Founded late 2018 by Mohamed Abbas, Trolley is another Cairo-based startup that focuses on grocery deliveries in Egypt. Mr. Abbas has over ten years of experience in the FMCG industry, which he applies to sell and deliver groceries in Cairo and Giza through the company’s web and mobile-based platform.

As part of its operating model, Trolley owns and stores part of its inventory in its own warehouse and distribution centre, on top of its reliance on smaller grocery chains for the rest of its products. With this hybrid model, the company has raised $200K from an unnamed Kuwaiti investor earlier in 2019, and looks to expand its operations in Egypt.

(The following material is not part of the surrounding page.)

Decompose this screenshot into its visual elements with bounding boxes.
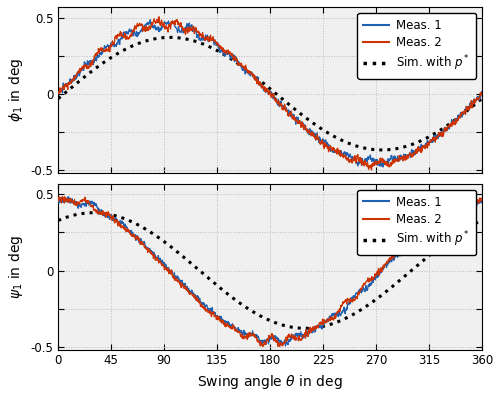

These startups are playing a huge role in changing consumer behaviour away from brick-and-mortar supermarkets. While there are many who still prefer to select fresh produce themselves, experience of getting good quality produce via online orders has changed many people's perspectives. Moreover, the ability of e-commerce to be more cost efficient has hooked a big chunk of the price sensitive population. Having said that, even today, online fresh produce prices are often at par with supermarkets who have the power of scale, which is making this switch difficult and prolongated.